Kim Comer from Breaking the Cycle said:
Thank you for making the effort to write down your thoughts about the assembly. I know all too well that it is not easy to express your feelings about your father and your relationship with him. Hold onto the part of you that still loves him no matter what. The easier path is to hold onto grudges and break off relationships. The harder way is to try to forgive and stick by someone you love no matter what they do. It means a lot to me that you want to hold onto that relationship and respect him as your father even if you are angry or frustrated about his behaviour.

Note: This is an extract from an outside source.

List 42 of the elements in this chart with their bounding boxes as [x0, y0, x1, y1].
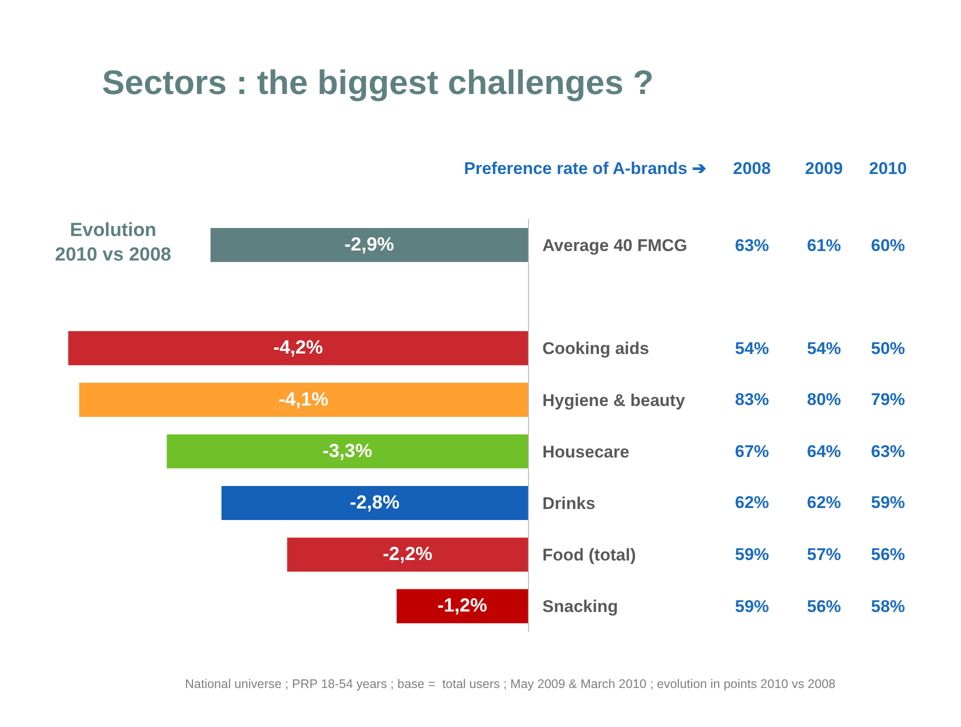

Nathan Levy from Breaking the Cycle said:
Losing someone close to you is very hard to deal with and is a continual journey. September is always a difficult month as Robert (my brother) was killed. Coming to your school was very positive and the audience we had was both engaging and attentive. Your lives are all important and invaluable, therefore given the opportunity to give you a message or encouragement and understanding of forgiveness was very important for me and Breaking the Cycle team. Please keep all we discussed close to your hearts and use the assembly to motivate you as you strive for success. To the anonymous person who expressed their situation about their father and your condolences for myself, I both support you and thank you. It is so encouraging to hear that the assembly helped you in that way. I think your words are very honest and think that you will achieve a lot of progress with your father if you keep to what you have expressed in your comment. We all face obstacles in our life, but to create a support structure and positive aspirations in every part of our lives, will help us to achieve the best.